Jeśli w strajkach w znaczącym stopniu uczestniczą kobiety, nieraz wysuwając się na czoło i przyjmując bardziej bojowe stanowisko niż robotnicy-mężczyźni, to jest to polityka! Mowa o dziesiątkach tysięcy kobiet w opresyjnym społeczeństwie, stawiających wyzwanie roli, jaką przypisuje się ich płci, i walczących ramię w ramię, nieraz zaś przewodzących ich kolegom-mężczyznom. Oto polityka!"

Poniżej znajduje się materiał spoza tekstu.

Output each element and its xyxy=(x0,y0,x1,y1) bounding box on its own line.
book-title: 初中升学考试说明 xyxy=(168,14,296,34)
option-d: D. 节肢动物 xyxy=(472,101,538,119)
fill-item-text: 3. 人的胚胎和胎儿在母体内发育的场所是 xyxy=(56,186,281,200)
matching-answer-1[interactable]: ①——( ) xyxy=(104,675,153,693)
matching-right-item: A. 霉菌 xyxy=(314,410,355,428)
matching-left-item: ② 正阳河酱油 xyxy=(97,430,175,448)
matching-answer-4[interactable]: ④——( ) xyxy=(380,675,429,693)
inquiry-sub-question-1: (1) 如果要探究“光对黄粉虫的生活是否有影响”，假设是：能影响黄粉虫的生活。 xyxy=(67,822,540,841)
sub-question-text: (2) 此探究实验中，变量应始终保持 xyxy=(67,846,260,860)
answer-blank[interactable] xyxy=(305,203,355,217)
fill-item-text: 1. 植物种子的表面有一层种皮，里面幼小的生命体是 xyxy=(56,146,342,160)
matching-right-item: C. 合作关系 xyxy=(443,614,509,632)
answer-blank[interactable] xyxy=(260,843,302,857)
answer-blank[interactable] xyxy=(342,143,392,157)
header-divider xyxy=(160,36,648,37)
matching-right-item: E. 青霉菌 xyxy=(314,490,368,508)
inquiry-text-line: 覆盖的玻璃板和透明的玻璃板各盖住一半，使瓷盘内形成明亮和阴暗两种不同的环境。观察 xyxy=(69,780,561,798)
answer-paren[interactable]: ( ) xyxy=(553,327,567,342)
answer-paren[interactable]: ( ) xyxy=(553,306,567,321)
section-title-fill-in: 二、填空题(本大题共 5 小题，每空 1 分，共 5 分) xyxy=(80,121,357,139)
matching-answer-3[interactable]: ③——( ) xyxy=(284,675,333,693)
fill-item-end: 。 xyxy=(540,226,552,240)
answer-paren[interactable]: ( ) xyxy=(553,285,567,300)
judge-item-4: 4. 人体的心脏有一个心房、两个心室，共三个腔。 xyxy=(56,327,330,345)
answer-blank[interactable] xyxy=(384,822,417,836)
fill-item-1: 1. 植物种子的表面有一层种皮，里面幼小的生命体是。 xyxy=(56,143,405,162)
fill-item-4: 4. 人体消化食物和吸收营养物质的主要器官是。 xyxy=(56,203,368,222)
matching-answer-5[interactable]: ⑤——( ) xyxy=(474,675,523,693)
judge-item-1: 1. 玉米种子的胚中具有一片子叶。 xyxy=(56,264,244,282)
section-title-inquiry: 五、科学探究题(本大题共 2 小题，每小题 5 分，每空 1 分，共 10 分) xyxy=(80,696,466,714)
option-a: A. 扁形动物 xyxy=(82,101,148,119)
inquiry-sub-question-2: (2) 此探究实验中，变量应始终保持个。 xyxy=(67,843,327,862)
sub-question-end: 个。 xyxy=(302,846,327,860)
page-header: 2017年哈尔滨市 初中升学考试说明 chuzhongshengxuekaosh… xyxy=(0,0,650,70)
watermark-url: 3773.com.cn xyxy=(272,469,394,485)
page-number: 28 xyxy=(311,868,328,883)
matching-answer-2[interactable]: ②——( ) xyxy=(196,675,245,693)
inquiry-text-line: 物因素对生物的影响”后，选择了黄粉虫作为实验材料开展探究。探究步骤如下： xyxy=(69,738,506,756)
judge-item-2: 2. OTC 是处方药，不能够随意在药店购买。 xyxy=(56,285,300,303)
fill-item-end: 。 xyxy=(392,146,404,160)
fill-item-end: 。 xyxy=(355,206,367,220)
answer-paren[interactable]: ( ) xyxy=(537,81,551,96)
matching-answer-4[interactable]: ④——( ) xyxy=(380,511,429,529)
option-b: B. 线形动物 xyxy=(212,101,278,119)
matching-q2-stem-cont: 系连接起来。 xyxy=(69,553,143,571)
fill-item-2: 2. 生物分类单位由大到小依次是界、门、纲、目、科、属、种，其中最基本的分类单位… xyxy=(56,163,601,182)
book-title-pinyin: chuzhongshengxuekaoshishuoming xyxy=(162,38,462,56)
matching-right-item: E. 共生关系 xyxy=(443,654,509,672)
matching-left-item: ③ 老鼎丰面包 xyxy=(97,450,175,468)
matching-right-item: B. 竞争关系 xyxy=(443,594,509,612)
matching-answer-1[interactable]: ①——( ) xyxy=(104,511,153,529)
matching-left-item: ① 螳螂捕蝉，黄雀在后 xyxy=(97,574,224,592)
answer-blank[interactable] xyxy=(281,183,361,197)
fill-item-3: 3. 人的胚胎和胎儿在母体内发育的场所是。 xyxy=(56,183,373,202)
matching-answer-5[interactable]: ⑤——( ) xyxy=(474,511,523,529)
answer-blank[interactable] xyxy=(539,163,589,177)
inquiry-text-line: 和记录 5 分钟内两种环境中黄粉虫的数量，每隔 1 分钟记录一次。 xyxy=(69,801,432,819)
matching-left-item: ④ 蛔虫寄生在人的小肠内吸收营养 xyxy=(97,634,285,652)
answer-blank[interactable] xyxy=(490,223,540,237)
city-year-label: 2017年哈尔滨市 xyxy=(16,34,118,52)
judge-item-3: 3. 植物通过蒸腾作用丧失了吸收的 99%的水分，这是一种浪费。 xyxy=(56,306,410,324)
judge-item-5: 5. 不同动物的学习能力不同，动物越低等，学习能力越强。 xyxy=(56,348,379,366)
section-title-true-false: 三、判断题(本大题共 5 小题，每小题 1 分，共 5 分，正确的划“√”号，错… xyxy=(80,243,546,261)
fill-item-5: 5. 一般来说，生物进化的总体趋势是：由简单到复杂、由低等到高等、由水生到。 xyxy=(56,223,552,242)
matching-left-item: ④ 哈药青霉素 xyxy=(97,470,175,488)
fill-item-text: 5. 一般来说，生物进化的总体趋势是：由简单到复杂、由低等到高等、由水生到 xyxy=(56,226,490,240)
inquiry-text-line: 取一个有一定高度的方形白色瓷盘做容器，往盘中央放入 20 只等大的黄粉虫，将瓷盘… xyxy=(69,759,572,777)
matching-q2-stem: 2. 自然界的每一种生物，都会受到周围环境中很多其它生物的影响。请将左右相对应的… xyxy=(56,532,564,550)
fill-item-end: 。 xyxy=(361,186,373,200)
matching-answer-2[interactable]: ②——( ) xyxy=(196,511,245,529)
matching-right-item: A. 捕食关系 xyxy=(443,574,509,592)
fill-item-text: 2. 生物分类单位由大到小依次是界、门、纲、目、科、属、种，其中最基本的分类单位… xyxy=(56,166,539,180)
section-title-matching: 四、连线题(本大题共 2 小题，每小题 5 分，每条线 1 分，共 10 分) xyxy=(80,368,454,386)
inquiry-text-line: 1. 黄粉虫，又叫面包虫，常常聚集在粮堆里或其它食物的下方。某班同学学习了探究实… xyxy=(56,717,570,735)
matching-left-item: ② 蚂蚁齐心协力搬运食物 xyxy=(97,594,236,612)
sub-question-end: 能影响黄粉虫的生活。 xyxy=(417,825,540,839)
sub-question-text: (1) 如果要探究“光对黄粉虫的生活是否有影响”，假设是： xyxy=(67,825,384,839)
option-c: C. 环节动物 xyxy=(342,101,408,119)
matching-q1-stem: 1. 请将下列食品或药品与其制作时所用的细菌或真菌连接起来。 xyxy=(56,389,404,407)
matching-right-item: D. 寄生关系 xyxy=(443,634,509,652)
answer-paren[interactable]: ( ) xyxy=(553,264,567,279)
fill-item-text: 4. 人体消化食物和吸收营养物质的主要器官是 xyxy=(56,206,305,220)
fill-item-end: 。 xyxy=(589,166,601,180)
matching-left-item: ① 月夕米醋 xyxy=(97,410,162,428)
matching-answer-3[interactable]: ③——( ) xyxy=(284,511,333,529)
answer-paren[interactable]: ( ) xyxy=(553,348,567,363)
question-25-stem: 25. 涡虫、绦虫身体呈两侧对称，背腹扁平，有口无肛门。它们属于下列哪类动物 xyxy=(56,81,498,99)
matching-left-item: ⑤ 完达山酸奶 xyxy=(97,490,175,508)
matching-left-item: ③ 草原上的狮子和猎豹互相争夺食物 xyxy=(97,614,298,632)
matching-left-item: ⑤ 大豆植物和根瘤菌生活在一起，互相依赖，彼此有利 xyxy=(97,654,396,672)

Pozwolę sobie wtrącić swoje trzy grosze. Już w swym napisanym niecałe dwa miesiące temu tekście Mahalla znaczy: Proletariat gorszy od islamu tak pisałem: "Kilka dni przed strajkiem miała miejsce znamienna rozmowa. Gdy jeden z działaczy związkowych mówiąc o roli kobiet w poprzednich strajkach w Mahallah użył sformułowania »owe damy«, tak skontrowała go jedna z działaczek: »Nie nazywaj nas damami! Jesteśmy robotnicami i jesteśmy z tego dumne. Pracujemy w fabryce, pracujemy w domu, pracujemy na roli, jesteśmy robotnicami!« Choćby chodziła w burce – jest bardziej wyzwolona niż którakolwiek zachodnia tleniona blond-lala, nawet gdy pozostaje to poza skromnym zasięgiem wyobraźni wszystkich burżuazyjnych pseudofeministek pokroju Magdaleny Środy!" El-Hamalawy w swym materiale o dialektycznym związku między żądaniami ekonomicznymi i politycznymi – nie znałem go, gdy pisałem te słowa – przedstawia na swym blogu zdjęcie osoby, która trzyma kartkę z hasłem: "Precz z rządem – chcemy wolnego rządu!" – osoba ta to właśnie kobieta w burce. (Kwestia nakryć głowy każe raz jeszcze zadać pytanie: co gorsze, udar słoneczny czy prawicowy dogmatyzm?) Już w grudniu 2006 r. tamtejsze robotnice wykazały niezwykłą gotowość do strajku i mobilizowały doń kolegów zuchwałymi i pełnymi cierpkiej ironii zapytaniami, gdzie podziali się faceci. Gdzie zgubili jaja, te olamy i ciepłe kluchy! Już wówczas krążyła fama, że to robotnice są najbardziej bojowe w Ghazl el-Mahalla. W trakcie kwietniowej intifady robotniczej stawały na pierwszej linii frontu przeciw umundurowanym zbirom kliki Mubaraka.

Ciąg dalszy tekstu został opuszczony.